Ciudadanos registers a reform of the electoral law to change the D'Hondt system for a more proportional one

The change of the electoral law for one that allows greater proportionality in the results is one of the obsessions of Ciudadanos (Cs) since it was presented for the first time in general elections, back in 2015.

Ciudadanos registers a reform of the electoral law to change the D'Hondt system for a more proportional one

The change of the electoral law for one that allows greater proportionality in the results is one of the obsessions of Ciudadanos (Cs) since it was presented for the first time in general elections, back in 2015. It has never had support in Congress to carry out a reform of the Organic Law of the General Electoral Regime (Loreg), but it does not lose its tenacity. This time, it proposes an ambitious regulation that replaces the D'Hondt system, reviled by the parties that emerged as a response to bipartisanship, with the Hare quota.

In the middle of the Andalusian election campaign and during a debate in Congress to definitively end the requested vote, the deputy Juan Ignacio López-Bas has announced the bill registered by his group this Thursday.

The initiative, which he presents together with Edmundo Bal and José María Espejo-Saavedra, consists of thirty pages in which Cs proposes a series of modifications to the current electoral law, among which the new distribution of deputies by province and the new system to calculate the number of seats that correspond to each party.

Liberal party sources consulted by ABC above all defend the greater proportionality that this law would allow, compared to the D'Hondt method, in which there is a great difference between the votes needed by one party and another to win a seat. In the 10-N elections, in 2019, for example, Cs needed 163,774 ballots for each of its ten deputies for the 56,285 that were enough for the PSOE for each of its 120 seats in the Lower House.

If the current electoral law establishes in its article 162 that each province must have a minimum of two deputies and the autonomous cities of Ceuta and Melilla, one each, Cs reduces the minimum number for the provinces to one as well. In their text, the liberals maintain that the remaining 298 deputies -before 248- be distributed by their population weight. The most substantial modification is that of the next article, 163, in which the liberals replace the D'Hondt law with the Hare quota, based on a system invented by the German mathematician Niemeyer.

If the Hare quota is applied to the November 2019 elections, the distribution of seats would have been as follows: PSOE, 100; PP, 82; vox, 57; United We Can (including En Comú Podem), 49; Citizens, 17; CKD, 12; Together, 7; GNP, 6; EH Bildu, 5; CUP, 3; More Country, 2; compromise, 2; Canarian Coalition, 2; BNG, 2; Navarre Sum, 2; PRC, 1; and Teruel Exists, 1. With this system, then, a significant loss of seats is observed in the two main parties, PSOE (-20) and PP (-7), from which the other three national parties with five more seats for Vox, fourteen more for United We Can and seven more for Cs. In the rest of the matches there are hardly any variations: ERC and Junts lose one, and the CUP, Compromís and BNG win one.

But the greater proportionality is reflected above all in the number of votes needed by national parties to win seats. If with D'Hondt the PSOE and the PP required just over 56,000 votes, Vox more than 70,000, United We Can more than 91,000 and Cs more than 163,000, with Hare the balance is balanced: the PSOE would have needed 67,542 votes per seat , the PP 61,229, Vox 63,867, United We Can 62,232 and Cs 96,337.

In his law, Cs maintains the current cut of three percent of the vote in each constituency to opt for representation, but renounces Albert Rivera's bet to also impose a cut of three percent of the vote at the national level.

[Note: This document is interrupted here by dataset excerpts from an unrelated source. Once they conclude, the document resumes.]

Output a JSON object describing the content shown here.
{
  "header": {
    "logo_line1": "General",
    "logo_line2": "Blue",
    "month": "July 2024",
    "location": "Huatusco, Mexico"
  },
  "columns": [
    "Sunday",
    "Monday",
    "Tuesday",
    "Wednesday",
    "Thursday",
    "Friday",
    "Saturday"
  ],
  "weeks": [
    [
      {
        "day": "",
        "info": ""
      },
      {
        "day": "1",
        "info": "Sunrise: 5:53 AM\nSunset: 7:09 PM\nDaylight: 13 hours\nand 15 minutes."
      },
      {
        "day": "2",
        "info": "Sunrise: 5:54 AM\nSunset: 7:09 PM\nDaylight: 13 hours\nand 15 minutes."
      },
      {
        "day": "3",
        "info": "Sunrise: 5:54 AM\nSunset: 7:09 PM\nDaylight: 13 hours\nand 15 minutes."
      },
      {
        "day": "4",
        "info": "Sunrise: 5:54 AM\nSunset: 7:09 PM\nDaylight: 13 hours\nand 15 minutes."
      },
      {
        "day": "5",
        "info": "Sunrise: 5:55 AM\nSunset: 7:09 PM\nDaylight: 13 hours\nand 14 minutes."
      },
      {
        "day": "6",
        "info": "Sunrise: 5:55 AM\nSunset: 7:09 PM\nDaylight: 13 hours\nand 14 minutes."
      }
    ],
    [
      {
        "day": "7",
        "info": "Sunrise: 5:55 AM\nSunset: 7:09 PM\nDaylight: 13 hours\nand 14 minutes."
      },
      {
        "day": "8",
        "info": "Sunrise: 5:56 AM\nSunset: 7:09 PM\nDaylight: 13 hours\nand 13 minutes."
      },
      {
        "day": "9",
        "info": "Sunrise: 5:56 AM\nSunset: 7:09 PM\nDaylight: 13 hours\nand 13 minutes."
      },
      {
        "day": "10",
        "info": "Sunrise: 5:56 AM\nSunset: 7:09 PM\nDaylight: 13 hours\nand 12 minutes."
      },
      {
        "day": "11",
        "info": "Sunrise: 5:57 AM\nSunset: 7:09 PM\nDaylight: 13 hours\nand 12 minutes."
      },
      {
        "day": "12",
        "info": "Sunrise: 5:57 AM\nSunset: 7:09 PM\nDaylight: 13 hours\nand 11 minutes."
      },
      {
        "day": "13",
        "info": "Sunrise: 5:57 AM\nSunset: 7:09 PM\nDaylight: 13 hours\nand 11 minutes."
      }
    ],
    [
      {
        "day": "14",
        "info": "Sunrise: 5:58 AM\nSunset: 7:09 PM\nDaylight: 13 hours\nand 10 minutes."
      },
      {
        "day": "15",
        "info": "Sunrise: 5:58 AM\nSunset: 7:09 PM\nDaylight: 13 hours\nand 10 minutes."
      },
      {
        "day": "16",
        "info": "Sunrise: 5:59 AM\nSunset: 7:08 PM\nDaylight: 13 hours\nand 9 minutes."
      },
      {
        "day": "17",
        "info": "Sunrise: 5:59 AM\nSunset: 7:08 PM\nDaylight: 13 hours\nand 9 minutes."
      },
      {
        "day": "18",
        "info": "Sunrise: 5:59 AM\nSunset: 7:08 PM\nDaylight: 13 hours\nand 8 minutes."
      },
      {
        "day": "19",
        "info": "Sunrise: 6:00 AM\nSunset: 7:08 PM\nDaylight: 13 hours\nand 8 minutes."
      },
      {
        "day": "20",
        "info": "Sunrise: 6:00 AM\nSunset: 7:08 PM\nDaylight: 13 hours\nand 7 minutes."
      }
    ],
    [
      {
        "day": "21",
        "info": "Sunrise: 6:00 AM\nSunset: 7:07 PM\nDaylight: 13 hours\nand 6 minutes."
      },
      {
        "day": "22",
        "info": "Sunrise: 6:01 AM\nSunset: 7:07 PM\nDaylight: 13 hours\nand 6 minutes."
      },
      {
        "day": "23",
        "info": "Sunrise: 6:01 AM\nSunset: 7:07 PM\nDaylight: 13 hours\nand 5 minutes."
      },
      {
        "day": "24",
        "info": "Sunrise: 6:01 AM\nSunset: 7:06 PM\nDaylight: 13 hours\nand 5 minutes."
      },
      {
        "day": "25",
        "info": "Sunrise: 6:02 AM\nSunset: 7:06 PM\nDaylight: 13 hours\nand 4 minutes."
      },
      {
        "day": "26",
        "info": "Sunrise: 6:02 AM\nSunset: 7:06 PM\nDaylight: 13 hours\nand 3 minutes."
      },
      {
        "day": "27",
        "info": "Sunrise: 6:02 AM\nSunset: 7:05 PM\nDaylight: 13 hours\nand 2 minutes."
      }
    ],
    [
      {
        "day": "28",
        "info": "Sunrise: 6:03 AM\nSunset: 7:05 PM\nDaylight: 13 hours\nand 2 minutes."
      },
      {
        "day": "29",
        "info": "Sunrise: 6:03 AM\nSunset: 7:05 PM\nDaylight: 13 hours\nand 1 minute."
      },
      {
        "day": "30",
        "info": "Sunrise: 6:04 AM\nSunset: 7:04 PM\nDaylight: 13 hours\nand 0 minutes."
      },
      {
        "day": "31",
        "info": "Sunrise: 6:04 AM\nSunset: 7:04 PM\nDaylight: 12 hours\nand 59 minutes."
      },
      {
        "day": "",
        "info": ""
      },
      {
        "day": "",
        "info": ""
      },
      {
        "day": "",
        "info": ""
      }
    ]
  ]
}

That idea was promoted in its day by the difficulty of the nationalist parties in reaching that barrier, which would greatly complicate their access to Congress, but without reaching the extreme of outlawing them as Vox proposes. Now, in a delicate moment of Cs, in which he fights for his own survival, he 'forgets' that modification.

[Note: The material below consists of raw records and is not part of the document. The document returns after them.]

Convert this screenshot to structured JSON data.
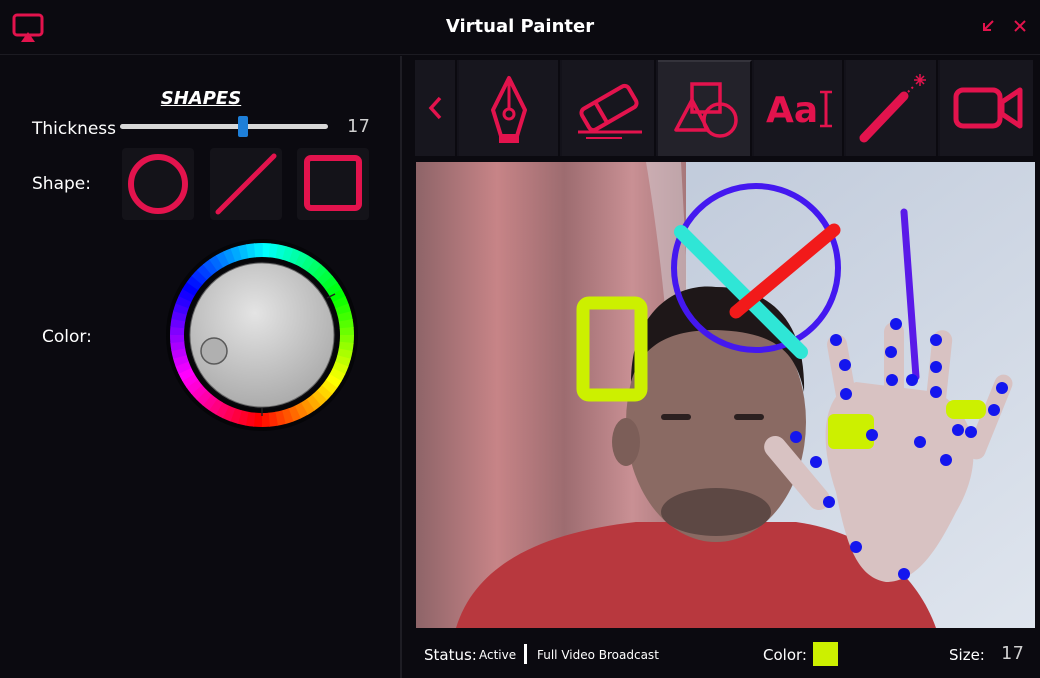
{
  "window": {
    "title": "Virtual Painter"
  },
  "left_panel": {
    "section_title": "SHAPES",
    "thickness_label": "Thickness",
    "thickness_value": "17",
    "thickness_fraction": 0.59,
    "shape_label": "Shape:",
    "shapes": [
      "circle-icon",
      "line-icon",
      "square-icon"
    ],
    "color_label": "Color:"
  },
  "toolbar": {
    "tools": [
      "back",
      "pen",
      "eraser",
      "shapes",
      "text",
      "laser",
      "camera"
    ],
    "active_tool": "shapes",
    "text_tool_glyph": "Aa"
  },
  "status_bar": {
    "status_label": "Status:",
    "status_value": "Active",
    "mode": "Full Video Broadcast",
    "color_label": "Color:",
    "size_label": "Size:",
    "size_value": "17"
  },
  "colors": {
    "accent": "#e3134d",
    "current_color": "#ccf000",
    "background": "#0b0a10",
    "slider_thumb": "#1e7fd8"
  }
}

The one that it does include in its bill is to legislatively shield the holding of at least two debates during the electoral campaign. Both should be broadcast on public television with national coverage and at a minimum -no fixed maximum- candidates from all parties with their own parliamentary group in the Lower House should participate. The liberals also intend to add to the causes of ineligibility to be on the run from Justice, in a clear desire to avoid a repetition of what happened with Carles Puigdemont and some of his former advisers. The proposal of Cs, the umpteenth in electoral matters, has few signs of prospering due to the refusal of bipartisanship, especially the PSOE, to modify the matter.